Aplaudido como un autor que saboreó el éxito casi desde el principio, Ernest Hemingway se sintió siempre un fracasado. El Premio Nobel que le había sido concedido siete años antes en 1954, no había hecho más que empeorar las cosas, pero los gestos recios de que se servía para demostrar en un momento dado su repentino acuerdo con la vida, contribuyeron sin duda a que en España se planteara la conveniencia de incluirlo entre los autores de culto.

El 2 de julio de 1961, al amanecer, después de un periodo de grave depresión inducida por el consumo de alcohol que le llevó a admitir que había perdido definitivamente su talento, tras ser sometido durante semanas en la primavera anterior a una terapia a base de electrochoques, Ernest Heminway ajustó sus cuentas con el mundo y con todos aquellos que, como los tiburones que acaban devorando al pez espada en El viejo y el mar, se habían encargado de negarlo hasta convertirlo en menos que cero.

Existe una buena galería de escritores que han acabado hartos de vivir pero no son tantos los que han llevado el hartazgo hasta el límite. Se requiere un carácter violento para quitarse la vida con una escopeta de caza. Yo no dudo que Hemingway lo tenía. De él se cuenta que en cierta ocasión, viendo una corrida de toros, saltó a la plaza con la voluntad de someter con sus propias manos al animal, aunque al final resultara no ser más que una vaquilla. No lo juzgo. Pero resulta revelador subrayar un carácter cuya necesidad de medirse con el peligro implicaba la lucha cuerpo a cuerpo por el reconocimiento de sus cualidades más viriles. De sobras es conocido que el brío que aseguraba que hacía falta para enfrentarse con una bestia salvaje no le asistía en sus relaciones amorosas y estaría por ver si era tan decisivo a la hora de apretar el gatillo contra un león.
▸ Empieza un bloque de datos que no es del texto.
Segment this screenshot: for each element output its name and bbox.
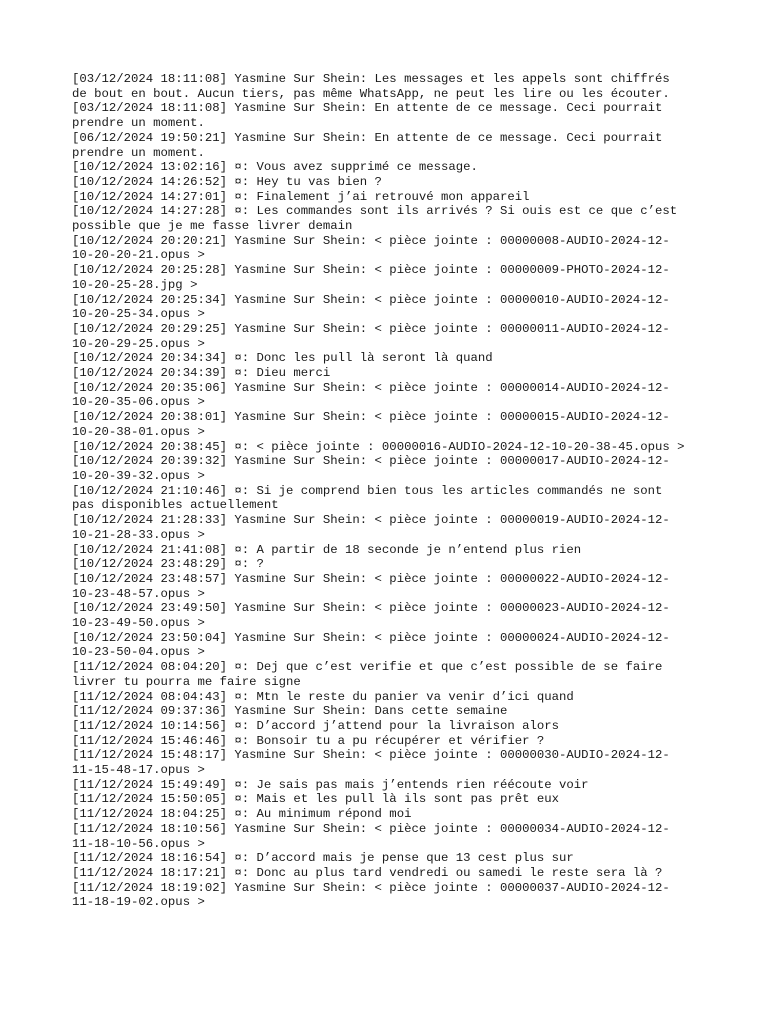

A mi me pasa lo que a Joyce cuando decía no entender a aquel hombre que se había presentado ante él como un representante de la literatura americana en París y sólo pensaba en organizar cacerías en África. Incluso aunque la chica, al final de la historia, como sucede en La breve vida feliz de Francis Macomber, se acabe quedando con el cazador experimentado.

En la Genealogía de la moral Nietzsche nos recuerda que los instintos que se reprimen se vuelven contra uno mismo. Sigmund Freud desarrolló el psicoanálisis para confirmar este acierto del filósofo alemán y la historia del cristianismo muestra la puesta en práctica de esa verdad.

Hemingway no fue nunca un intelectual y cuando lo intentó acabó estropeando lo mejor de sí. Su talento fue el de un escritor que acabaría dejándonos novelas y cuentos precisos como maquinarias perfectamente ajustadas llenos de nostalgia de la vida (para él siempre estaba en otra parte) y sabor local que hacen las delicias de aquellos que, como escribió Céline, sentimos que el viaje es por entero imaginario.

Quizás después de todo, lo que ocurrió fue que en un momento de lucidez, cuando el final ya corría a su encuentro de forma inevitable, Hemingway reconoció que la única pieza que había perseguido y querido cazar desde siempre, era esa que lo observaba ahora desde tan cerca, con ojos como perdidos de gran mamífero exhausto.